The trinity of diet, exercise and stress management is often required. Eat less. Eat on time. Run more. In general, the recommended lifestyle changes are aimed at maintaining steady blood sugar levels and achieving or maintaining optimal body weight.
Processed grains and refined carbohydrates like maida (all-purpose flour) have a high glycemic index. Unlike whole grains, they are quickly metabolized to sugar and cause a sudden spike in blood sugar levels. Our standard tariff includes white rice or chappatis / other breads as a base and can be replaced with brown rice and atta (whole grain wheat).
Instead of serving a plate with a large serving of rice and side dishes of vegetables and egg whites, switch the quantities and serve rice as a side dish instead. Control the portion sizes and keep constant time intervals between meals and snacks. Add low-calorie soup products that are designed to fill the stomach. Fasting is not recommended. Eat a high-fiber diet that includes leafy green vegetables and excludes starchy vegetables, skimmed-milk yogurt, and whole grains. High fiber dals (moong, masur, urad, etc. along with sprouted whole dals) and beans (like chole and rajma) should be a mainstay. The regular inclusion of methi (fenugreek) in cooking as well as in salads and dals after sprouting (sprouting methi completely reduces the bitter taste) adds flavor and health benefits. Delicious and low-sugar fruits include papaya, guava, blueberries, and jam.

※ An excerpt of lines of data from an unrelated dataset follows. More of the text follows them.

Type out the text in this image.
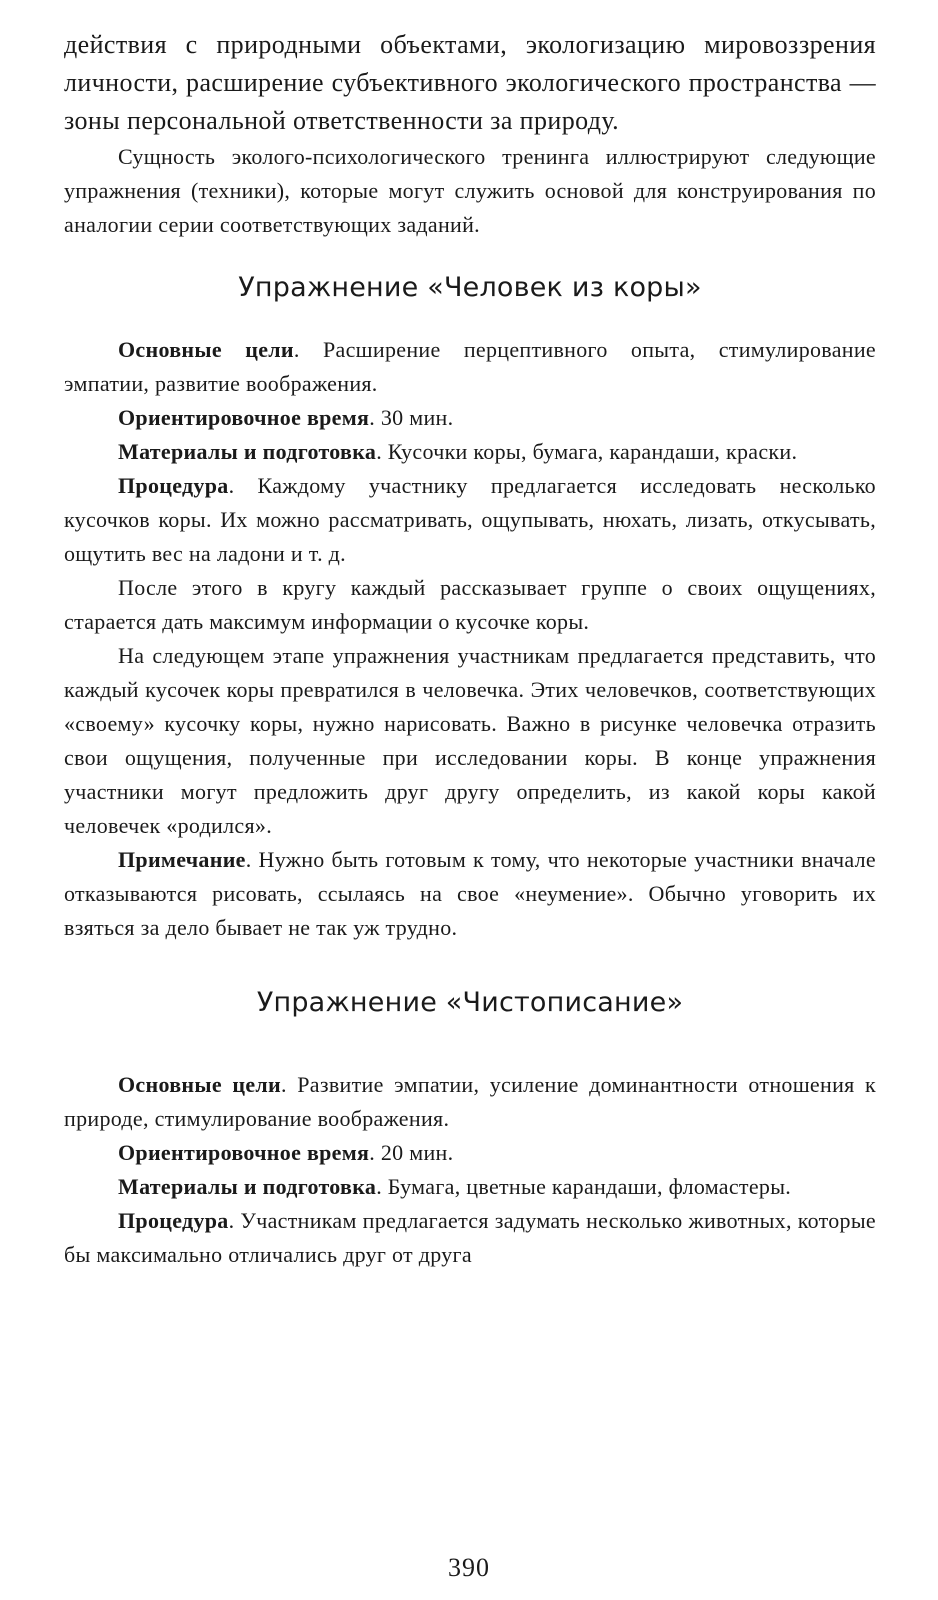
действия с природными объектами, экологизацию мировоззрения личности, расширение субъективного экологического пространства — зоны персональной ответственности за природу.

Сущность эколого-психологического тренинга иллюстрируют следующие упражнения (техники), которые могут служить основой для конструирования по аналогии серии соответствующих заданий.

Упражнение «Человек из коры»

Основные цели. Расширение перцептивного опыта, стимулирование эмпатии, развитие воображения.

Ориентировочное время. 30 мин.

Материалы и подготовка. Кусочки коры, бумага, карандаши, краски.

Процедура. Каждому участнику предлагается исследовать несколько кусочков коры. Их можно рассматривать, ощупывать, нюхать, лизать, откусывать, ощутить вес на ладони и т. д.

После этого в кругу каждый рассказывает группе о своих ощущениях, старается дать максимум информации о кусочке коры.

На следующем этапе упражнения участникам предлагается представить, что каждый кусочек коры превратился в человечка. Этих человечков, соответствующих «своему» кусочку коры, нужно нарисовать. Важно в рисунке человечка отразить свои ощущения, полученные при исследовании коры. В конце упражнения участники могут предложить друг другу определить, из какой коры какой человечек «родился».

Примечание. Нужно быть готовым к тому, что некоторые участники вначале отказываются рисовать, ссылаясь на свое «неумение». Обычно уговорить их взяться за дело бывает не так уж трудно.

Упражнение «Чистописание»

Основные цели. Развитие эмпатии, усиление доминантности отношения к природе, стимулирование воображения.

Ориентировочное время. 20 мин.

Материалы и подготовка. Бумага, цветные карандаши, фломастеры.

Процедура. Участникам предлагается задумать несколько животных, которые бы максимально отличались друг от друга

390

Items to consider and exclude or eat in disciplined quantities include fried foods and fatty foods in general (including our delicious tea time snacks!), Foods that contain sugar and artificial sweeteners (yes, some sweeteners and additives in large amounts) sweeteners can create a sugar spike!) and processed grains. While regulating these factors will help maintain body weight, avoiding sugar, sweeteners, and including whole grains will help maintain even blood sugar levels. Depending on the stage of diabetes, fruits can be eaten in moderation, but fruits with high sugar content such as mangoes, grapes, and sapotas should be avoided.
As with diet, even exercise is highly recommended in diabetes. Even our hoarse sage Sushruta recommended This, and in some studies, the inclusion of exercise had the most obvious enhancement effect. The type of exercise must vary based on the age and capacity of the individual, but even a basic activity like a brisk 30-minute daily walk would make a difference. Obviously more will be needed if weight loss is a goal. While yoga is great for weight maintenance, it is not enough for weight loss. Walking, yoga, and exercise generally also help with stress management, and depending on individual preferences, others may be included, such as: B. Reading, meditation, etc.
The fight against the diabetes epidemic on a global scale would have to start with the individual.